Nov 23, 2007
It’s Thanksgiving Day, and I’m at my in-laws home in Cleveland, where I was in 2000 for the turkey meal on my first day of blogging.
Within months of that first post, Erin and I had decided to move south to pursue graduate school at the University of North Carolina at Chapel Hill. We’ve earned masters degrees, welcomed Malia to the world, met new friends and made a home in Durham.
With Erin’s law school almost finished, it was time to make a decision — do we stay or do we return to Cleveland?
One night last week, with the girls in bed, we flopped onto the sofa with our laptops and magazines, but we happened upon The Kennedy Center Mark Twain Prize for American Humor on PBS, and for the next two hours Erin and my mother and I laughed and laughed and laughed as Billy Crystal was honored for his hilarious career.
“That was a pleasant surprise,” said Erin when the award ceremony was finished.
After all that guffawing, I felt great. After four weeks of fighting a cold and cough and the stress of a new job, I was finally feeling strong.
At work, I had hired two talented writers to work on my team: Kelly Malcom is a Duke grad and science writer, and Mark Schreiner I’ve known since we were editors together on The Carroll News at John Carroll University. Their presence is already a huge relief, and I’m looking forward to working with them.
Over the past six months, Erin and I had spent countless hours discussing our career options and living possibilities — go or stay? was the subtext of each night’s talk as we debated whether to go back to Cleveland, where Erin had a job offer with a law firm and I had plans for a writing project and where we have family and a network of friends, or to stay in North Carolina, where we have another network of friends and colleagues and bloggers, and a home we love.
Earlier this year, with funding questions at my previous job, I started looking for other work, and the Duke Medicine opportunity came knocking, with an offer to lead an online communications effort like I’ve been talking up for the last few years. Soon after I started at Duke, though, Erin got her Cleveland offer.
What to do?
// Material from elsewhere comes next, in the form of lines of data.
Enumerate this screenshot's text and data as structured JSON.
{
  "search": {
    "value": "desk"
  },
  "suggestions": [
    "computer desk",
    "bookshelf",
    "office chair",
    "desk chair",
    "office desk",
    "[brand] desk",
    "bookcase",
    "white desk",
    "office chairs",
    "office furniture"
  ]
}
Our evening discussions got more difficult, intense, exhausting. We both wanted the best opportunity for the other, and the best setting for our daughters. Each night of our talks, as the answer seemed harder to come by, I felt ever deeper in love with Erin and committed to our life together. Early on, I told her I was confident she could find a good job wherever she looked.
In the end, we decided Erin would decline the Cleveland job, I’d stay in my Duke job, and we’d go with the flow. And, sure enough, within two weeks Erin had another great offer from a law firm – in Raleigh. This she accepted.
And so North Carolina will remain home.
But what to do about Erin’s childhood dream of living in Africa? We compromised on this: Erin’s going to Zanzibar next month for a law class and a safari.